En l’absence de Chris, Louis avait été proclamé capitaine.

Ce sont nos adversaires qui ont ouvert le score en marquant deux buts coup sur coup en milieu de première mi-temps avant que Louis ne réduise l’écart d’une superbe tête. Nous encaissions un troisième but avant que leur gardien ne récupère à la main une passe en retrait. Sur le coup franc indirect qui s’ensuivait Marin marquait notre deuxième but. Nous étions donc menés 3 - 2 à la mi-temps.

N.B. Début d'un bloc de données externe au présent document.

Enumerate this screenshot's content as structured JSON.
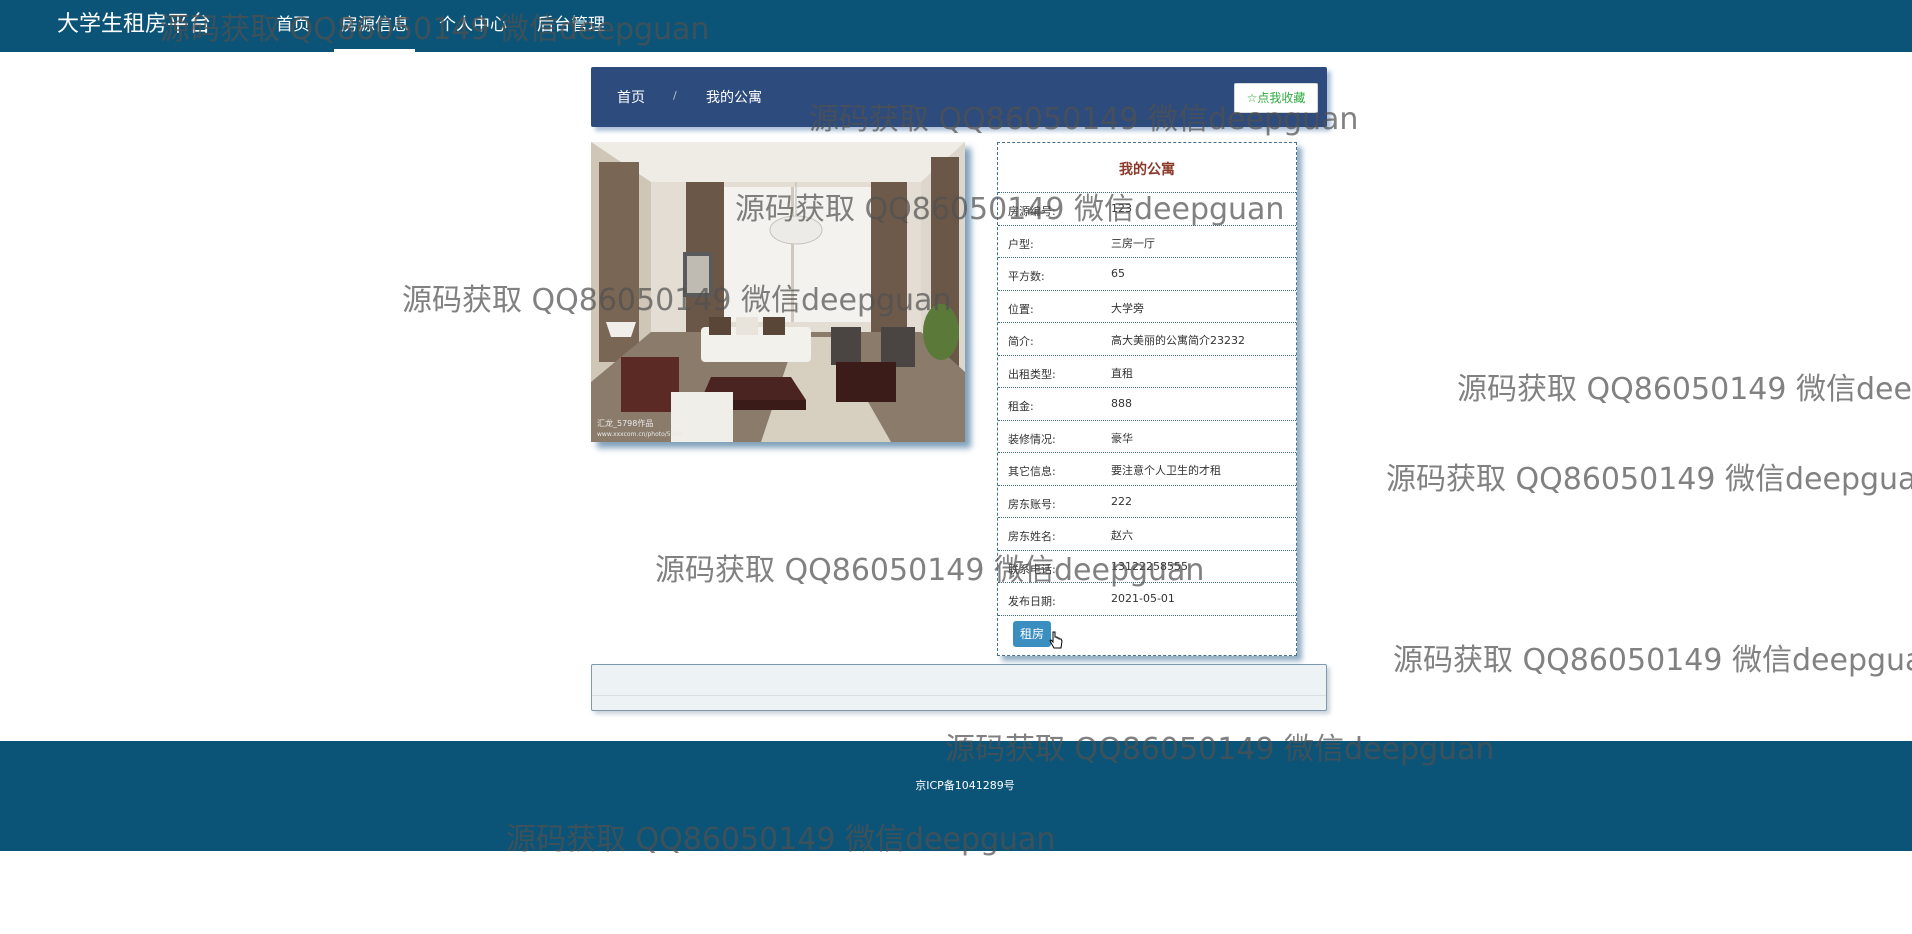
{
  "nav": {
    "brand": "大学生租房平台",
    "links": [
      "首页",
      "房源信息",
      "个人中心",
      "后台管理"
    ]
  },
  "breadcrumb": {
    "home": "首页",
    "separator": "/",
    "current": "我的公寓",
    "favorite_button": "☆点我收藏"
  },
  "details": {
    "title": "我的公寓",
    "rows": [
      {
        "label": "房源编号:",
        "value": "123"
      },
      {
        "label": "户型:",
        "value": "三房一厅"
      },
      {
        "label": "平方数:",
        "value": "65"
      },
      {
        "label": "位置:",
        "value": "大学旁"
      },
      {
        "label": "简介:",
        "value": "高大美丽的公寓简介23232"
      },
      {
        "label": "出租类型:",
        "value": "直租"
      },
      {
        "label": "租金:",
        "value": "888"
      },
      {
        "label": "装修情况:",
        "value": "豪华"
      },
      {
        "label": "其它信息:",
        "value": "要注意个人卫生的才租"
      },
      {
        "label": "房东账号:",
        "value": "222"
      },
      {
        "label": "房东姓名:",
        "value": "赵六"
      },
      {
        "label": "联系电话:",
        "value": "13122258555"
      },
      {
        "label": "发布日期:",
        "value": "2021-05-01"
      }
    ],
    "rent_button": "租房"
  },
  "photo": {
    "caption_line1": "汇龙_5798作品",
    "caption_line2": "www.xxxcom.cn/photo/5798"
  },
  "footer": {
    "icp": "京ICP备1041289号"
  },
  "watermark": {
    "text": "源码获取 QQ86050149 微信deepguan"
  },
  "colors": {
    "nav_bg": "#0b5478",
    "breadcrumb_bg": "#2d4b7c",
    "title_color": "#8b3a2b",
    "favorite_green": "#2eaa3e",
    "button_blue": "#3b8ec0"
  }
}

Nous avons ensuite traversé une période très difficile en deuxième mi-temps. Pendant une bonne partie de cette période nous n’avons quasiment pas tenu le ballon et leurs attaques s’enchainaient. Nous avons alors logiquement encaissé un quatrième but et malgré le courage et l’engagement de tous, la défaite semblait inéluctable. Mais Louis, dont il suffit pour décrire l’engagement de dire qu’il était du niveau de Chris, ne l’entendait pas ainsi et après un rush solitaire il ramenait l’espoir dans notre camp. Puis ce fut Nicolas E qui égalisait d’une superbe frappe.

Il restait quelques minutes à jouer, ils continuèrent à mettre la pression et prirent malheureusement l’avantage d’un tir imparable. Mais puisque le Panthéon est désormais une équipe de combattants nous n’avons pas laissé tomber et sur une nouvelle attaque se produisit ce qui donne sa dimension à cette tranche de vie : main d’un de leurs défenseurs dans sa surface.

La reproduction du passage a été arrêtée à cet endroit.